一路上有不少人打量着两人,多数是惊叹向正雁竟然活过来的,但也有不少人在偷瞄向还寒。
“这么久没醒来,门派里多了不少生面孔。”向正雁缓慢地在长阶上走,喘气的声音很难让人忽略。
“嗯。”向还寒看见有人窃窃私语,盘算着到时候向正雁若问起,说赤天峰那些人恶意传的便是了,所以不欲多解释。
眼下他着急的是旁的事,现在已然正午,若等到向正雁与陆尧生喝完茶叙完旧,定要让江熄等上许多时间。
碧天峰多植松柏,即便日头高照,也不觉燥热,反而有阵阵沁人心脾的草木之气,耳边还有溪水之声,一派幽静感。
这样的幽静一直延伸到陆尧生的住处,门半敞着,院中有人声。
向还寒上前扣门,原本以为会看到弟子来,转眼想到碧天峰哪来其他弟子,果不其然看到陆尧生亲自来了。
“正雁,你醒了?”
陆尧生只是微微一惊讶,转眼便笑了:“不容易啊。

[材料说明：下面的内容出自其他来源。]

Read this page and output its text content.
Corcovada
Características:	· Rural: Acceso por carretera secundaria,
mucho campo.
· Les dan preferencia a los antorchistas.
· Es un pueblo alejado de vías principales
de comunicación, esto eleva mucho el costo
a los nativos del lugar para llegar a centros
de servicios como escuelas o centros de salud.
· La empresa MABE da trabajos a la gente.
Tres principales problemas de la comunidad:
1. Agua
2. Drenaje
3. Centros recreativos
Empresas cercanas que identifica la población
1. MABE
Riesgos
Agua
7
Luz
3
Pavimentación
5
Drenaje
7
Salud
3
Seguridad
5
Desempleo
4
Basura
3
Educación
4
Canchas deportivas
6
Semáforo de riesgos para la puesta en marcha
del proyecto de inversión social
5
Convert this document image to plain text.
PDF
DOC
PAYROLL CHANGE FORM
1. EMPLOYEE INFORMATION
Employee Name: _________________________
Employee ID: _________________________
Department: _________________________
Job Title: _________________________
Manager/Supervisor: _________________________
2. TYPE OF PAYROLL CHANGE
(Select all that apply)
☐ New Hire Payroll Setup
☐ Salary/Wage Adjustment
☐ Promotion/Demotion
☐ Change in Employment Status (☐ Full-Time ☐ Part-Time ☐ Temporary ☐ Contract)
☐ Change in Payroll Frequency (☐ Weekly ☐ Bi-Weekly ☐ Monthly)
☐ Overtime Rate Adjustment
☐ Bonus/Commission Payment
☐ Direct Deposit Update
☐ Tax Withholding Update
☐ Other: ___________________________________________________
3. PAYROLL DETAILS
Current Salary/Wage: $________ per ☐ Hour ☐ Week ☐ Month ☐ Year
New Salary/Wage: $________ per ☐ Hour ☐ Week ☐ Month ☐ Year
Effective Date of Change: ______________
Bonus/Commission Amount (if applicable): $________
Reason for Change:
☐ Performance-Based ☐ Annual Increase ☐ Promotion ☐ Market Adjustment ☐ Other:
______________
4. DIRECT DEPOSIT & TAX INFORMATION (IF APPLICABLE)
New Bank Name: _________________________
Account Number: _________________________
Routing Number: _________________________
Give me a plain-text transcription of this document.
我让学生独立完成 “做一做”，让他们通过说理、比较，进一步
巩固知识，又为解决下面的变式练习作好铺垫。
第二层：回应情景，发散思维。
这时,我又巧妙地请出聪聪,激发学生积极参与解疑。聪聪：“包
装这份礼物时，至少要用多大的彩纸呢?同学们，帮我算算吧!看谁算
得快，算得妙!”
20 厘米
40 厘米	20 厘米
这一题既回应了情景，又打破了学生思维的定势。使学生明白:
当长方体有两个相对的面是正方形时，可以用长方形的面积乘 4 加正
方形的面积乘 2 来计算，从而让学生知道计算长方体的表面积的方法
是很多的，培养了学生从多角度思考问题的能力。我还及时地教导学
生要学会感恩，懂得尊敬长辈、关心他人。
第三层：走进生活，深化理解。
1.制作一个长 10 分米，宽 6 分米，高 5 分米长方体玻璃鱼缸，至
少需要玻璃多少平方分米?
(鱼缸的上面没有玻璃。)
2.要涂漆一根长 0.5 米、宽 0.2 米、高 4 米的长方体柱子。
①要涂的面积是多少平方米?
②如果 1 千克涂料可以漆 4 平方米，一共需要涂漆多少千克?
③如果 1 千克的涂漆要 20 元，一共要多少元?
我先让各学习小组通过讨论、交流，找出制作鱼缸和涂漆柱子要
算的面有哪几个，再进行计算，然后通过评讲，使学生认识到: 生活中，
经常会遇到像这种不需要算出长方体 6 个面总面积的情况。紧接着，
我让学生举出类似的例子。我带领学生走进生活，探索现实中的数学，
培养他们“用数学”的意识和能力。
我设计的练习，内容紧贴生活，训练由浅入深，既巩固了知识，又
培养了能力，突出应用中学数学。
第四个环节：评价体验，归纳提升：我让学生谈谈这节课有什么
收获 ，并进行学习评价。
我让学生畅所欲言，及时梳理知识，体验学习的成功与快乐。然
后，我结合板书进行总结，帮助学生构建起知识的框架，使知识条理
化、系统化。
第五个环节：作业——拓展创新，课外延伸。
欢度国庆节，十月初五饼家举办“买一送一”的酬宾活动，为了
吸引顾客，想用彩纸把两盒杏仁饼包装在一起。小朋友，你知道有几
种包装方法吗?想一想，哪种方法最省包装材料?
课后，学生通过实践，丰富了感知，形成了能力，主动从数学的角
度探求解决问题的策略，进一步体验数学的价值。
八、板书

”
向正雁微微行礼:“叨扰陆峰主了。”
“哪里哪里,快请进。”
屋中的客人大约是听到了声音,也出门走来,隔着几盆秋菊瞧清楚了向正雁的模样。
“真是你啊,向正雁!”
陆尧生的客人年纪约莫五十岁,但声音爽朗,快步走来,一掌就拍上了向正雁的肩:“我有数十年不见你了!”
“咳咳咳。”向正雁有些遭不住。
“桂长老还是手下留情的好,向坛主卧床两年了,如今刚醒来。”陆尧生忙与向还寒一人一边扶住了向正雁。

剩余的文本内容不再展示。